The Dow Jones Industrial Average climbed 0.7%, with gains tempered by the biggest one-day slide in American Express since 2009.
“It looks like central banks are on the warpath against weakness,” said Andrew Brenner, head of international fixed income for National Alliance Capital Markets in New York. “That's going to put a real risk-on component to today. You've seen enough volatility in the last six months that it's hard to determine if we're going to close up. At this point, it looks very positive.”
Purchases of previously owned U.S. homes rose more than projected in December, helped in part by warmer weather and wrapping up the best year since 2006. The Conference Board's measure of the economic outlook for the next three to six months fell 0.2% in December after rising 0.5% the month before, the New York-based research group said Friday.
The Stoxx Europe 600 Index rose 3%, rallying 5% in two days. The index advanced 2.6% in the week after rising the most in a month yesterday following Mario Draghi's indication that monetary policy will be reviewed as early as March. He reiterated his stance in Davos on Friday.
EMERGING MARKETS
The MSCI Emerging Markets Index climbed 3.2%, erasing this week's losses. The gauge closed at the lowest since May 2009 on Thursday, sending valuations to the cheapest since March 2014.
The Hang Seng China Enterprises Index of mainland shares traded in Hong Kong advanced 3.4%. Equity indexes in India, South Africa, South Korea, Poland, Turkey, Hungary, the Czech Republic and the Philippines climbed at least 2%. Russia's Micex Index added 1.8%.
COMMODITIES
Brent crude rose 7.6% to $31.47 a barrel on the ICE Futures Europe exchange. Prices headed for an 12% two-day advance, the biggest since the end of August. In New York, West Texas Intermediate crude climbed 7.2% to $31.64.
U.S. natural gas headed for a weekly gain as a snow storm approached the eastern U.S. Futures for February rose 1.9% this week and were little changed on Friday at $2.130 per million British thermal units.
CURRENCIES
Risk is back in vogue for foreign-exchange traders after European Central Bank president Mario Draghi's hint of further monetary stimulus helped fuel a rally by currencies from commodity-exporting nations.
The ruble surged from a record low, riding oil's biggest gain in five months to end a turbulent week that prompted the central bank to signal it stands ready to rein in the widest currency swings in emerging markets. A gauge of exchange rates for 20 developing nations rose 0.9%.
The euro and yen were set for their biggest weekly drops this year as traders braced for more stimulus measures after a global market rout strengthened the currencies.
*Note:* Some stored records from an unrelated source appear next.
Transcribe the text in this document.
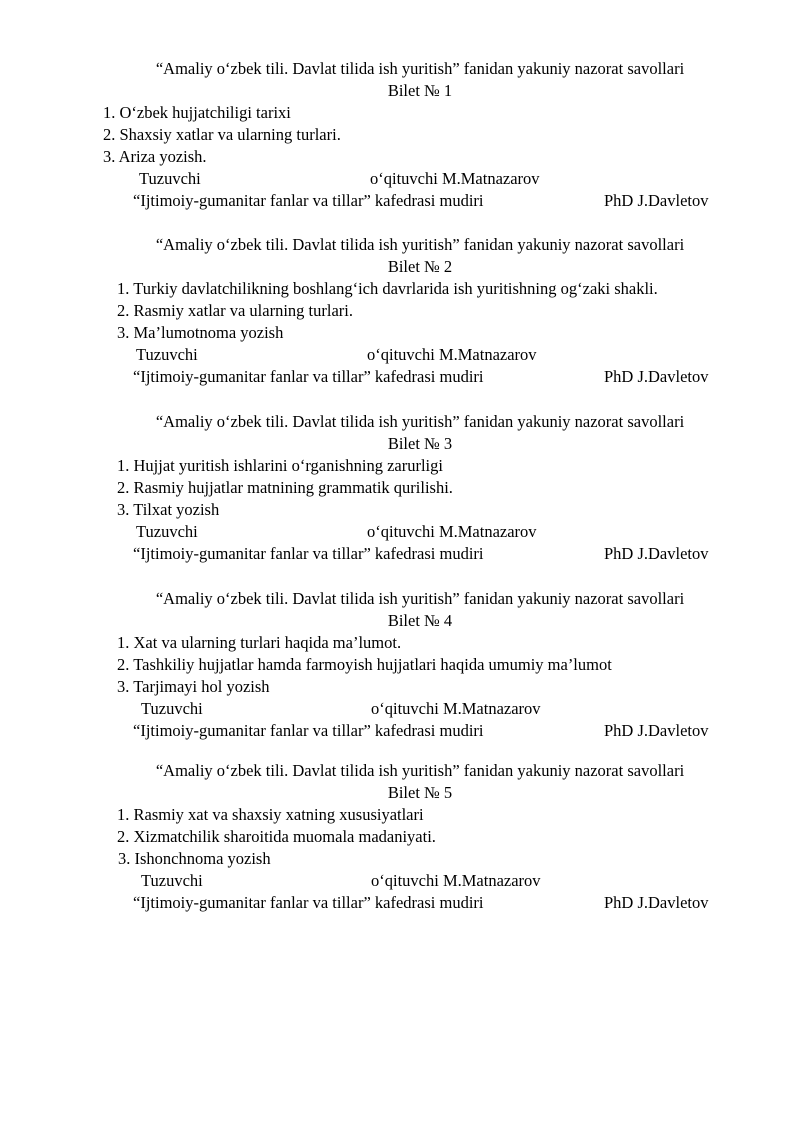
“Amaliy o‘zbek tili. Davlat tilida ish yuritish” fanidan yakuniy nazorat savollari
Bilet № 1
1. O‘zbek hujjatchiligi tarixi
2. Shaxsiy xatlar va ularning turlari.
3. Ariza yozish.
Tuzuvchi	o‘qituvchi M.Matnazarov
“Ijtimoiy-gumanitar fanlar va tillar” kafedrasi mudiri	PhD J.Davletov
“Amaliy o‘zbek tili. Davlat tilida ish yuritish” fanidan yakuniy nazorat savollari
Bilet № 2
1. Turkiy davlatchilikning boshlang‘ich davrlarida ish yuritishning og‘zaki shakli.
2. Rasmiy xatlar va ularning turlari.
3. Ma’lumotnoma yozish
Tuzuvchi	o‘qituvchi M.Matnazarov
“Ijtimoiy-gumanitar fanlar va tillar” kafedrasi mudiri	PhD J.Davletov
“Amaliy o‘zbek tili. Davlat tilida ish yuritish” fanidan yakuniy nazorat savollari
Bilet № 3
1. Hujjat yuritish ishlarini o‘rganishning zarurligi
2. Rasmiy hujjatlar matnining grammatik qurilishi.
3. Tilxat yozish
Tuzuvchi	o‘qituvchi M.Matnazarov
“Ijtimoiy-gumanitar fanlar va tillar” kafedrasi mudiri	PhD J.Davletov
“Amaliy o‘zbek tili. Davlat tilida ish yuritish” fanidan yakuniy nazorat savollari
Bilet № 4
1. Xat va ularning turlari haqida ma’lumot.
2. Tashkiliy hujjatlar hamda farmoyish hujjatlari haqida umumiy ma’lumot
3. Tarjimayi hol yozish
Tuzuvchi	o‘qituvchi M.Matnazarov
“Ijtimoiy-gumanitar fanlar va tillar” kafedrasi mudiri	PhD J.Davletov
“Amaliy o‘zbek tili. Davlat tilida ish yuritish” fanidan yakuniy nazorat savollari
Bilet № 5
1. Rasmiy xat va shaxsiy xatning xususiyatlari
2. Xizmatchilik sharoitida muomala madaniyati.
3. Ishonchnoma yozish
Tuzuvchi	o‘qituvchi M.Matnazarov
“Ijtimoiy-gumanitar fanlar va tillar” kafedrasi mudiri	PhD J.Davletov
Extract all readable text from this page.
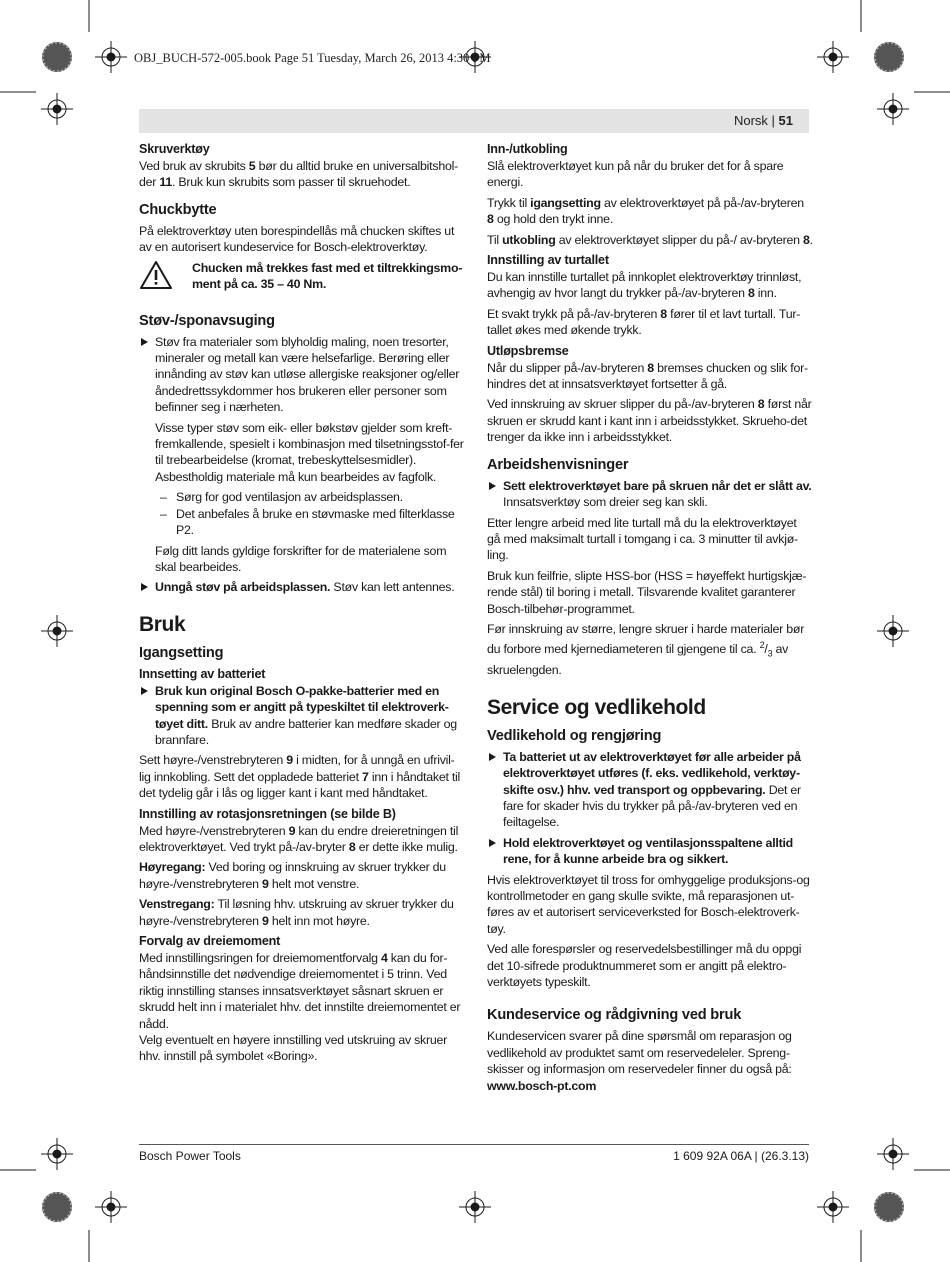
OBJ_BUCH-572-005.book Page 51 Tuesday, March 26, 2013 4:30 PM
Norsk | 51
Skruverktøy

Ved bruk av skrubits 5 bør du alltid bruke en universalbitshol-der 11. Bruk kun skrubits som passer til skruehodet.

Chuckbytte

På elektroverktøy uten borespindellås må chucken skiftes ut av en autorisert kundeservice for Bosch-elektroverktøy.

Chucken må trekkes fast med et tiltrekkingsmo-ment på ca. 35 – 40 Nm.

Støv-/sponavsuging

Støv fra materialer som blyholdig maling, noen tresorter, mineraler og metall kan være helsefarlige. Berøring eller innånding av støv kan utløse allergiske reaksjoner og/eller åndedrettssykdommer hos brukeren eller personer som befinner seg i nærheten.

Visse typer støv som eik- eller bøkstøv gjelder som kreft-fremkallende, spesielt i kombinasjon med tilsetningsstof-fer til trebearbeidelse (kromat, trebeskyttelsesmidler). Asbestholdig materiale må kun bearbeides av fagfolk.

– Sørg for god ventilasjon av arbeidsplassen.

– Det anbefales å bruke en støvmaske med filterklasse P2.

Følg ditt lands gyldige forskrifter for de materialene som skal bearbeides.

Unngå støv på arbeidsplassen. Støv kan lett antennes.

Bruk
Igangsetting
Innsetting av batteriet

Bruk kun original Bosch O-pakke-batterier med en spenning som er angitt på typeskiltet til elektroverk-tøyet ditt. Bruk av andre batterier kan medføre skader og brannfare.

Sett høyre-/venstrebryteren 9 i midten, for å unngå en ufrivil-lig innkobling. Sett det oppladede batteriet 7 inn i håndtaket til det tydelig går i lås og ligger kant i kant med håndtaket.

Innstilling av rotasjonsretningen (se bilde B)

Med høyre-/venstrebryteren 9 kan du endre dreieretningen til elektroverktøyet. Ved trykt på-/av-bryter 8 er dette ikke mulig.

Høyregang: Ved boring og innskruing av skruer trykker du høyre-/venstrebryteren 9 helt mot venstre.

Venstregang: Til løsning hhv. utskruing av skruer trykker du høyre-/venstrebryteren 9 helt inn mot høyre.

Forvalg av dreiemoment

Med innstillingsringen for dreiemomentforvalg 4 kan du for-håndsinnstille det nødvendige dreiemomentet i 5 trinn. Ved riktig innstilling stanses innsatsverktøyet såsnart skruen er skrudd helt inn i materialet hhv. det innstilte dreiemomentet er nådd.

Velg eventuelt en høyere innstilling ved utskruing av skruer hhv. innstill på symbolet «Boring».

Inn-/utkobling

Slå elektroverktøyet kun på når du bruker det for å spare energi.

Trykk til igangsetting av elektroverktøyet på på-/av-bryteren 8 og hold den trykt inne.

Til utkobling av elektroverktøyet slipper du på-/ av-bryteren 8.

Innstilling av turtallet

Du kan innstille turtallet på innkoplet elektroverktøy trinnløst, avhengig av hvor langt du trykker på-/av-bryteren 8 inn.

Et svakt trykk på på-/av-bryteren 8 fører til et lavt turtall. Tur-tallet økes med økende trykk.

Utløpsbremse

Når du slipper på-/av-bryteren 8 bremses chucken og slik for-hindres det at innsatsverktøyet fortsetter å gå.

Ved innskruing av skruer slipper du på-/av-bryteren 8 først når skruen er skrudd kant i kant inn i arbeidsstykket. Skrueho-det trenger da ikke inn i arbeidsstykket.

Arbeidshenvisninger

Sett elektroverktøyet bare på skruen når det er slått av. Innsatsverktøy som dreier seg kan skli.

Etter lengre arbeid med lite turtall må du la elektroverktøyet gå med maksimalt turtall i tomgang i ca. 3 minutter til avkjø-ling.

Bruk kun feilfrie, slipte HSS-bor (HSS = høyeffekt hurtigskjæ-rende stål) til boring i metall. Tilsvarende kvalitet garanterer Bosch-tilbehør-programmet.

Før innskruing av større, lengre skruer i harde materialer bør du forbore med kjernediameteren til gjengene til ca. $^2/_3$ av skruelengden.

Service og vedlikehold
Vedlikehold og rengjøring

Ta batteriet ut av elektroverktøyet før alle arbeider på elektroverktøyet utføres (f. eks. vedlikehold, verktøy-skifte osv.) hhv. ved transport og oppbevaring. Det er fare for skader hvis du trykker på på-/av-bryteren ved en feiltagelse.

Hold elektroverktøyet og ventilasjonsspaltene alltid rene, for å kunne arbeide bra og sikkert.

Hvis elektroverktøyet til tross for omhyggelige produksjons-og kontrollmetoder en gang skulle svikte, må reparasjonen ut-føres av et autorisert serviceverksted for Bosch-elektroverk-tøy.

Ved alle forespørsler og reservedelsbestillinger må du oppgi det 10-sifrede produktnummeret som er angitt på elektro-verktøyets typeskilt.

Kundeservice og rådgivning ved bruk

Kundeservicen svarer på dine spørsmål om reparasjon og vedlikehold av produktet samt om reservedeleler. Spreng-skisser og informasjon om reservedeler finner du også på: www.bosch-pt.com

Bosch Power Tools	1 609 92A 06A | (26.3.13)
The yen had its biggest weekly drop in more than two months. The currency was down 0.5%, extending its weekly decline to 1.1%. The euro fell 0.6% against the dollar. Monetary easing tends to debase the value of currencies.
BONDS
The 2016 Treasuries rally slowed this week on concern yields that fell to within about half a percentage point from a record low made the market too expensive for some investors. Benchmark 10-year notes were on track for their first two-day losing streak this year, as rebounding stocks and oil prices curbed demand for haven assets.
Spanish government bonds rose for a second day, boosted by the prospect of more ECB debt purchases. Securities from Italy and Portugal also rose after a recovery in oil prices encouraged demand for riskier assets.